Фашистская оккупация вызвала в Орле мощную волну сопротивления. Одним из очагов подпольной деятельности стали Курские улицы, причём практически все подпольщики этого района – старшеклассники или совсем недавние выпускники 32-й школы. Многие из них погибли в фашистских застенках, были награждены посмертно.
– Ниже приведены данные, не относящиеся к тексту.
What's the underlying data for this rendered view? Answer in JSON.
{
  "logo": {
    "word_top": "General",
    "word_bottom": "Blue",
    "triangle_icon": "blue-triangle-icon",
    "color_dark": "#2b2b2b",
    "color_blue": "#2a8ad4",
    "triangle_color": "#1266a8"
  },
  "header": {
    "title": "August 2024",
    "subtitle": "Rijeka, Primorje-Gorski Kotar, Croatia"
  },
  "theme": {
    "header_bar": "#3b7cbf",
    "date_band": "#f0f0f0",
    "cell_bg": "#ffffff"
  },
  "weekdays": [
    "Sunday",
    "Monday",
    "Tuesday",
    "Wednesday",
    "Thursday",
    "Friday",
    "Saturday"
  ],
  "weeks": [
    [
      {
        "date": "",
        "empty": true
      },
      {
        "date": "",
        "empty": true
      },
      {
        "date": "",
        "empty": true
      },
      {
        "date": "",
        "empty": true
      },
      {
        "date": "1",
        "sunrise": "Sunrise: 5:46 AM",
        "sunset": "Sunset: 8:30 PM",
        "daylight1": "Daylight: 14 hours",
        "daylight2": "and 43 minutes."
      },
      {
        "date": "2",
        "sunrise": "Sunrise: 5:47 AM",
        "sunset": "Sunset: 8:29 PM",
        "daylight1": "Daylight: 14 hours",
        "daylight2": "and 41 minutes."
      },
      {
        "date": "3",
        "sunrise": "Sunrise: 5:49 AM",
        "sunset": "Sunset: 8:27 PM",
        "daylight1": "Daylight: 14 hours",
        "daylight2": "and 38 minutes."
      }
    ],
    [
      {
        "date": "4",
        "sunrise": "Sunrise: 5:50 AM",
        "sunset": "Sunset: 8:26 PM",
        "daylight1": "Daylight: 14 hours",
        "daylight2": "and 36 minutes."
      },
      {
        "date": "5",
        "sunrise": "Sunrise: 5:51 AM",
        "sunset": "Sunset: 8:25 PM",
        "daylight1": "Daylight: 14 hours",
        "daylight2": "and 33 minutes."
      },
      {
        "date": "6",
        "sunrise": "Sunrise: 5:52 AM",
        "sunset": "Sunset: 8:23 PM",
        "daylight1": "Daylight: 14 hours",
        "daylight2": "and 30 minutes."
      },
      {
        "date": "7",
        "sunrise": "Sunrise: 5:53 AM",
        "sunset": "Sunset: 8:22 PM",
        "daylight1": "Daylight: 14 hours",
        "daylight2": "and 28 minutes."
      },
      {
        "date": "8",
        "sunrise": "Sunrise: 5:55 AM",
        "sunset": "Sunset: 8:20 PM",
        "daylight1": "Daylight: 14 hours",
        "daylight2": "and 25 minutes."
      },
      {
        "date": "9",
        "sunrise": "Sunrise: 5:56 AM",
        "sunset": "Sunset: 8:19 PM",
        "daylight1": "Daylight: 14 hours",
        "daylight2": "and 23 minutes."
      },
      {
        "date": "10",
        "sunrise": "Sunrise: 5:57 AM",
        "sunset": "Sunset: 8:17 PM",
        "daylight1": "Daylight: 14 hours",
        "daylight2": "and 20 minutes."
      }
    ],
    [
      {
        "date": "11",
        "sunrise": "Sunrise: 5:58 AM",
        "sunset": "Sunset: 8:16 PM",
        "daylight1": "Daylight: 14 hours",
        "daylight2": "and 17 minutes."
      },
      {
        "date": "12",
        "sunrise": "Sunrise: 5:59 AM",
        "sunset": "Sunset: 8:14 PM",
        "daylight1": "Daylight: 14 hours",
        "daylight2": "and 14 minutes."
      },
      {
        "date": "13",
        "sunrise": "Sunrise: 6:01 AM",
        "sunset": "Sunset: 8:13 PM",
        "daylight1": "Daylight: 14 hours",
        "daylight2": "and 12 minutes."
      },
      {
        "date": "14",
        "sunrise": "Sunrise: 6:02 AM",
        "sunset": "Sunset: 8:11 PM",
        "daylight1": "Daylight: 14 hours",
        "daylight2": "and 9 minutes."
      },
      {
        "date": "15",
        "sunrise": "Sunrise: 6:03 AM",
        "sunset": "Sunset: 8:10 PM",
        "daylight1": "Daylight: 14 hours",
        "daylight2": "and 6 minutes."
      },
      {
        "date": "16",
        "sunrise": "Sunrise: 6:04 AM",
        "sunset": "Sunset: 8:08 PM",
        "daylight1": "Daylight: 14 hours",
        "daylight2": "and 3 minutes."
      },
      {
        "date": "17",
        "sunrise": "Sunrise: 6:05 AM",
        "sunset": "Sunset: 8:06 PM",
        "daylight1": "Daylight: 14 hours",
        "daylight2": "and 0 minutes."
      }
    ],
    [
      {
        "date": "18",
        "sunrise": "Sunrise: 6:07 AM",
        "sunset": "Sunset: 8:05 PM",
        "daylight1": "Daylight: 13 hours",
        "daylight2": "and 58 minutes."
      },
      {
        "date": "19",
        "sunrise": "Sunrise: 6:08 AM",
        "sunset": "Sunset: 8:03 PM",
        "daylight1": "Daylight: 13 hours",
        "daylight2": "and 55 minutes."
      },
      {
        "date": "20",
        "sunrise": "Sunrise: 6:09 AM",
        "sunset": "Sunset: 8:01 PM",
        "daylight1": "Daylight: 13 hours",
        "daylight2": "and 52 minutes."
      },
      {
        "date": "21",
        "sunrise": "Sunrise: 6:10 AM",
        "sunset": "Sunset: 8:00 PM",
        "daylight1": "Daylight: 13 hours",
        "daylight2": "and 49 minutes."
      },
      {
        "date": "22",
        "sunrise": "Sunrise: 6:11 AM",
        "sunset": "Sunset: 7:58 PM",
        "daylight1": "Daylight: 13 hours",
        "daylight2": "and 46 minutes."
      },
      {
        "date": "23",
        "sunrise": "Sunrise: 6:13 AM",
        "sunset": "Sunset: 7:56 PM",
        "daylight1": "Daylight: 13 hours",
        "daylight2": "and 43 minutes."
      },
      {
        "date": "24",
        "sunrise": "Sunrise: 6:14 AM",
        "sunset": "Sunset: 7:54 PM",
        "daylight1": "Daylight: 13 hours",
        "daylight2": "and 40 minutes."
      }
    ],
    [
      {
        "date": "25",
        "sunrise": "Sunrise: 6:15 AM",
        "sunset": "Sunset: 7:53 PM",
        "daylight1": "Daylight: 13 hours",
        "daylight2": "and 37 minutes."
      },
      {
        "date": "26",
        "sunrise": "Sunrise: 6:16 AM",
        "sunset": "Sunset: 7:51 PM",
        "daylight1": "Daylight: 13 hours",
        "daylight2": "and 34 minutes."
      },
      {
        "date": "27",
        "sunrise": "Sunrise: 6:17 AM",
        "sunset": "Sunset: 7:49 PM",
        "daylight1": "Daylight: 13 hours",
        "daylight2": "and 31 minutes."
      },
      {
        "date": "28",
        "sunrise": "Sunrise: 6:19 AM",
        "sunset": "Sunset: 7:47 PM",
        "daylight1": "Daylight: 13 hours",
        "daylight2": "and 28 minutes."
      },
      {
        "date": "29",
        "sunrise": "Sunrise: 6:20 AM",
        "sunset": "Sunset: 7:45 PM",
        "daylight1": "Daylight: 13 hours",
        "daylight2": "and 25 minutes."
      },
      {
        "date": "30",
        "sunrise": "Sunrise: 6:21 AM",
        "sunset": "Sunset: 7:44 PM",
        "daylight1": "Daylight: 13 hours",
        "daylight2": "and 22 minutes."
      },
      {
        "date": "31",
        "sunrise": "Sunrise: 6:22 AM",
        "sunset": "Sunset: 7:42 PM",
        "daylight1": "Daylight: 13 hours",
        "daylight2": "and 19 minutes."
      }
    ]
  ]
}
Становление ровесников Бологова происходило в атмосфере святой борьбы, героики, подвига. А ещё в школе была удивительная атмосфера творчества и благоговения перед литературой. Да и как могло иначе сложиться в Орле, городе, взрастившем множество писателей? В том же Введенском монастыре в числе монахинь была сестра Николая Лескова (он, квартировавший в гимназические годы неподалёку, описал обитель в одном из романов), здесь доживала свои дни Евдокия Коротнева – по преданию, прототип Лизы Калитиной из романа «Дворянское гнездо» Тургенева. А здание школы помнило юного Ивана Бунина, который недолгое время служил железнодорожным чиновником в управлении. Бологов вспоминал, как «стал заниматься» творчеством: «Классе в 5-м неожиданно сложил в уме стихотворение, строчек восемь. Потом записал его на листке и удивился и заволновался: я написал стихотворение! Вот они – строчки, ритм, рифмы. И это - о том, что говорят простой речью. Потом стал писать в подражание Маяковскому – о себе, однокласснице, в которую был влюблён».
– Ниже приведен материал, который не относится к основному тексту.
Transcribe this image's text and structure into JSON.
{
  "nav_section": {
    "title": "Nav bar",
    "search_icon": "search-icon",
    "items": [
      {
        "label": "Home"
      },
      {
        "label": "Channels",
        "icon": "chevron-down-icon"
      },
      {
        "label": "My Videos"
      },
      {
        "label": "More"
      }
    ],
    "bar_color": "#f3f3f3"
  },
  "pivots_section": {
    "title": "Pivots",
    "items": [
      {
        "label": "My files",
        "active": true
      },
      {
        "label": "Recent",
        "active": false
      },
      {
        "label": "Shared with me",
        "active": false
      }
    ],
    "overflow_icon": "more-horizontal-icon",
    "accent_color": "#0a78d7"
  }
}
Не случайно будущий писатель скажет потом: «Многое из того, что пережил в 9–11 лет, станет позже материалом для моих повестей. Именно тогда я увидел героев моих повестей среди тех, кто жил со мною рядом». На орловском материале построены повести Бологова «Билет в прицепной вагон», «Если звёзды зажигают…» (городская часть повести), рассказ «Не своя воля». Он отмечал в письме в Орловский литературный музей: «Вся повесть “Свои дети”, по существу, содержит материал орловский. Все герои её – люди военного и послевоенного Орла. Даже фамилии (их сохранила память) – чисто орловские, нигде мне не встречавшиеся – Подчуфаровы, Грибакины и т.д.».

Много автобиографических моментов в рассказе «Один день солнца» – о первой любви и о первом стихотворении, написанном для одноклассницы. Однако, что-то здесь вне рамок реальной биографии писателя – и 10-й класс (сам Бологов, поступив в школу юнг Балтийского флота в Риге, 15-летним подростком уехал из Орла по окончании 5-го класса), и совместное обучение мальчиков и девочек (в 1943 – 1954 годах в городских школах учились раздельно, так, 32-я орловская школа стала женской, но в этом же здании половину заняла 30-я мужская школа). Это действительно рассказ, а не отрывок из мемуаров: автобиографическое, реально бывшее щедро перемешано с придуманным.

Куда более фактографическим оказался рассказ «Туда и обратно» о взрослении послевоенного подростка. Здесь читатель встречает уже знакомую примету – мост, только в этом тексте не железнодорожный, а трамвайный, к тому же взорван. На самом деле мост взорвали не красноармейцы перед отступлением, а уже фашисты в начале августа 1943 года. Впрочем, местным жителям были памятно и то, как этот же мост был взорван перед вступлением в Орёл белогвардейцев в октябре 1919 года: «Трамвайный мост через нашу речку был взорван за день до того, как в город вошли немцы. Его фермы кособоко свесились с опор, и картина эта всегда притягивала взгляд. Ещё одна, пешеходная переправа находилась ниже по течению – над плотиной, которую, слава богу, наши или не успели или не захотели взрывать. А у нас на окраине был свой перевоз – канатный, на большой лодке-плоскодонке. С неё хорошо был виден мост с пустыми пролётами. Трос на переправе провисал в воду, и при его перетяжке с направляющих блоков ручьём текла вода. Тянуть его было делом лодочника, но он обычно, собрав с народа деньги, садился на корме, а за канат брался кто-нибудь из пассажиров, да и не один…».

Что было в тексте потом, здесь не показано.